Today's Mass readings are Malachi 3. 1-4, 23-24 and Luke 1. 57-66. The responsorial psalm is taken from psalm 24, and, instead of the antiphon of the day, O Emmanuel, we have a version yesterday's (O Rex Gentium). Once again Colophon will be perverse and consider the Mass readings in the light of O Emmanuel, the last of the Great "O"s.

According to Malachi, the advent of the Lord was to be preceded by the coming of his messenger, the prophet Elijah. The identification of Elijah with John the Baptist was made by the Lord Jesus himself ("I tell you solemnly, Elijah has come…") but it is easy to see in Luke's account of the Baptist's ministry parallels with that of Elijah, especially in that fiery zeal for God which must have been so uncomfortable for his listeners. But it is the end of today's gospel passage which draws our attention. "'What will this child turn out to be?" [the people] wondered. And indeed the hand of the Lord was upon him."' Here, just before the birth of Christ, we are asked to consider the birth of his forerunner, the man who would prepare the way for him. John's birth was strange and there is a sense that something stranger still is about to take place. Who could have foreseen that the Son of God was about to be born? We know that John will be driven out into the desert by his love for God; that he will live on the margins of society, dress in weird garments and live on an austere diet; that he will be fearless in proclaiming the truth, challenge the kings of this world and pay the price exacted for such courage; that he will point his own disciples towards Christ and rejoice that he himself must diminish. And all because "the hand of the Lord was upon him."
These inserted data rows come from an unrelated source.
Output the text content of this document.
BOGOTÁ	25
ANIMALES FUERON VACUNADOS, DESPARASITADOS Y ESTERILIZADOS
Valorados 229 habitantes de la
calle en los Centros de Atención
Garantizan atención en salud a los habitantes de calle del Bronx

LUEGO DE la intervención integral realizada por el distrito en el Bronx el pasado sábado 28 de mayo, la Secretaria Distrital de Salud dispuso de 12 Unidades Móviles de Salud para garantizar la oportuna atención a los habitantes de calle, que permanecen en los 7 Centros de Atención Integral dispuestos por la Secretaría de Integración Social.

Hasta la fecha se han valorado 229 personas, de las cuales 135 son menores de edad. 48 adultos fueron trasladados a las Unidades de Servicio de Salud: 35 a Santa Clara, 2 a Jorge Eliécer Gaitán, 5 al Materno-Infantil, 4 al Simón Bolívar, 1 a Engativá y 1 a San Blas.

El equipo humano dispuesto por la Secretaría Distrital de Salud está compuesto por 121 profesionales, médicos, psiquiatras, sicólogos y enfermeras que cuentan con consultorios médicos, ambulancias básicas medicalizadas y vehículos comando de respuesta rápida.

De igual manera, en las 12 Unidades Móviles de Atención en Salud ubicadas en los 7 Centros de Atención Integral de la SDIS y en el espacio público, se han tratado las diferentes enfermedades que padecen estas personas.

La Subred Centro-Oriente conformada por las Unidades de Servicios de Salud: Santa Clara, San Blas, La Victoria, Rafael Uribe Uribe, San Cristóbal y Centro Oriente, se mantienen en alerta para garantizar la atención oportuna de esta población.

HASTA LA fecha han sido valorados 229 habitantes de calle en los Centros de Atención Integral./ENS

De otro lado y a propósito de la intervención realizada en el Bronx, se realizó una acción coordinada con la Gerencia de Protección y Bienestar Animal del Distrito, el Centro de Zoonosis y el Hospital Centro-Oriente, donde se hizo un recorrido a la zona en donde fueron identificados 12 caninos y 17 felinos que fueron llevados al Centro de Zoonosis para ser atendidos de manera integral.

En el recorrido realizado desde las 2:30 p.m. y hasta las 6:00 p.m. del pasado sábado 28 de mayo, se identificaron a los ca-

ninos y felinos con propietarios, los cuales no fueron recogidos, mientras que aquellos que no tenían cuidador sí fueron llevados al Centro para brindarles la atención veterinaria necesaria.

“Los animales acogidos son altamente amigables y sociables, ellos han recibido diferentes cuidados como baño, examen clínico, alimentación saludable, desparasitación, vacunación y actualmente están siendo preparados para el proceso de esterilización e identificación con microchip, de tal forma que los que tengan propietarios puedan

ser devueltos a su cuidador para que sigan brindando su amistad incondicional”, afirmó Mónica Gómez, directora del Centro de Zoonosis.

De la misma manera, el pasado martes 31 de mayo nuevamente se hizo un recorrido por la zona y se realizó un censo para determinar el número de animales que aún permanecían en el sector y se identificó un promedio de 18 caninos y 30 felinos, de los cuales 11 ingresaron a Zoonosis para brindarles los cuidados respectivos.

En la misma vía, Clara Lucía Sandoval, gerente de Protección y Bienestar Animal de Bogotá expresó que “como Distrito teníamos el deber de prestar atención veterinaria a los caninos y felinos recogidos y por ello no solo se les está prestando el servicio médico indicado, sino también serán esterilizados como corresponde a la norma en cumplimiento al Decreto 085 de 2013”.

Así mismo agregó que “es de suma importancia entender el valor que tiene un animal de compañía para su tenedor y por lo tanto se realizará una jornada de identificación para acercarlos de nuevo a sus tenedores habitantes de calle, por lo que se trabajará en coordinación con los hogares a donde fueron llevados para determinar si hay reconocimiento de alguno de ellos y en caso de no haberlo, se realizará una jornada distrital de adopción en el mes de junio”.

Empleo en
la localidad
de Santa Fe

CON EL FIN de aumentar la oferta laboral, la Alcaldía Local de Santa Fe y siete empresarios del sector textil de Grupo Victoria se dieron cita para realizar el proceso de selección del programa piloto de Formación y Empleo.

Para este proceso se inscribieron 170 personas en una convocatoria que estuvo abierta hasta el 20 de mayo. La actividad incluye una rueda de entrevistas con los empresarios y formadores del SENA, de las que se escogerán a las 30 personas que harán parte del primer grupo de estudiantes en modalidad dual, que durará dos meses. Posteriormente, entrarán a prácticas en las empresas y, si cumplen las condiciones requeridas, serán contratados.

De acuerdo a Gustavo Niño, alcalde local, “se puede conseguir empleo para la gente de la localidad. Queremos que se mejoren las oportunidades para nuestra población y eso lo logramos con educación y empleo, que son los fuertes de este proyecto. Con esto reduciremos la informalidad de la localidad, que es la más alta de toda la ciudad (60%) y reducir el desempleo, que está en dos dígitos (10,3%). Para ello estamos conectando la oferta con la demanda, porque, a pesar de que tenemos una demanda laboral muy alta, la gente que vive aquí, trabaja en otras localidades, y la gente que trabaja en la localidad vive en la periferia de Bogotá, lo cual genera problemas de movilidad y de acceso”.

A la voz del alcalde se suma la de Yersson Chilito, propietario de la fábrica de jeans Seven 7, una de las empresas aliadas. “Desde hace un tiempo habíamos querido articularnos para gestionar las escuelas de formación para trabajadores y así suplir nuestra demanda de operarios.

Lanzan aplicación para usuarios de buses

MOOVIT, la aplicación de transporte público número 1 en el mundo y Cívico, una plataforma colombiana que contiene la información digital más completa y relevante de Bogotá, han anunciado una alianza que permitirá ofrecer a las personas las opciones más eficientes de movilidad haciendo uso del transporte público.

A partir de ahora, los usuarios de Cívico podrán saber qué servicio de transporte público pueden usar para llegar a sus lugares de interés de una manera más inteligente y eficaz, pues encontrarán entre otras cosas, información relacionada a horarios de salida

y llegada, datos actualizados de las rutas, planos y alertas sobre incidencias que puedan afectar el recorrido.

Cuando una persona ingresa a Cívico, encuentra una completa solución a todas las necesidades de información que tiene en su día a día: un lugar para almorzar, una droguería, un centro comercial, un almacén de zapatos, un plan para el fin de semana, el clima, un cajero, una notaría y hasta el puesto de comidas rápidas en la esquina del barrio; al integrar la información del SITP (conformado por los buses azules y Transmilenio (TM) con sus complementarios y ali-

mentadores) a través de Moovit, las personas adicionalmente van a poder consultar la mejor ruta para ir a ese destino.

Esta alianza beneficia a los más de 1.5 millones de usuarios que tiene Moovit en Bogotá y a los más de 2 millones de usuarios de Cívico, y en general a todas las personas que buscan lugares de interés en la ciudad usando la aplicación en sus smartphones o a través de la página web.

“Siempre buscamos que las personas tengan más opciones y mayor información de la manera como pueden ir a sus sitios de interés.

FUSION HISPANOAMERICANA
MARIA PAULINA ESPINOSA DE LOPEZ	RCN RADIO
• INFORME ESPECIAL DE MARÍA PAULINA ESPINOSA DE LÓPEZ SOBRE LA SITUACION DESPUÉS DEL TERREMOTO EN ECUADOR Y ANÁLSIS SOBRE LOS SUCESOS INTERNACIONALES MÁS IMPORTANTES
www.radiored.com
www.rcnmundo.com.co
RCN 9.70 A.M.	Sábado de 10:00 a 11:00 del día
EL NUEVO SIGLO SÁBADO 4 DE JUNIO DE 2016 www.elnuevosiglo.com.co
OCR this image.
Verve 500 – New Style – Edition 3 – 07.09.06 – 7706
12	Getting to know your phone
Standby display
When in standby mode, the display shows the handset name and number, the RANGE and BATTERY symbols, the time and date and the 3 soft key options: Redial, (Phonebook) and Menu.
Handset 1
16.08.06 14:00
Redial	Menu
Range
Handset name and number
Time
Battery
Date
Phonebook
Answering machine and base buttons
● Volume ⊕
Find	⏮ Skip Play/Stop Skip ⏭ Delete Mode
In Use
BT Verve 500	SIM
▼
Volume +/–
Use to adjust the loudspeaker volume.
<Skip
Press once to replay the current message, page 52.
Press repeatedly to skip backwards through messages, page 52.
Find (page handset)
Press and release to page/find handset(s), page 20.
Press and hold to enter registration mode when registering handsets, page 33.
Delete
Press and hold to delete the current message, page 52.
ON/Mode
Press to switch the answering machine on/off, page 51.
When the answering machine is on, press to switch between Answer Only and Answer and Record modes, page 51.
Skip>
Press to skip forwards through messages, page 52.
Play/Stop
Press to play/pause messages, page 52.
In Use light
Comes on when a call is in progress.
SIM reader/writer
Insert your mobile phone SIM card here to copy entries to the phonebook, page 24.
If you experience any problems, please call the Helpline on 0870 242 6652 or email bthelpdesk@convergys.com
Tonight's antiphon prepares us for the coming of Christ by heaping upon him titles which explain who he is and what he has come to do. As King and Law-giver he fulfils the promise of the Old Testament; he is the one for whom, whether knowingly or unknowingly, the whole of humanity (= the gentiles) has been longing; he is the Saviour of all. It is as Emmanuel, God-with-us, that we invoke him and ask him again to come and save us.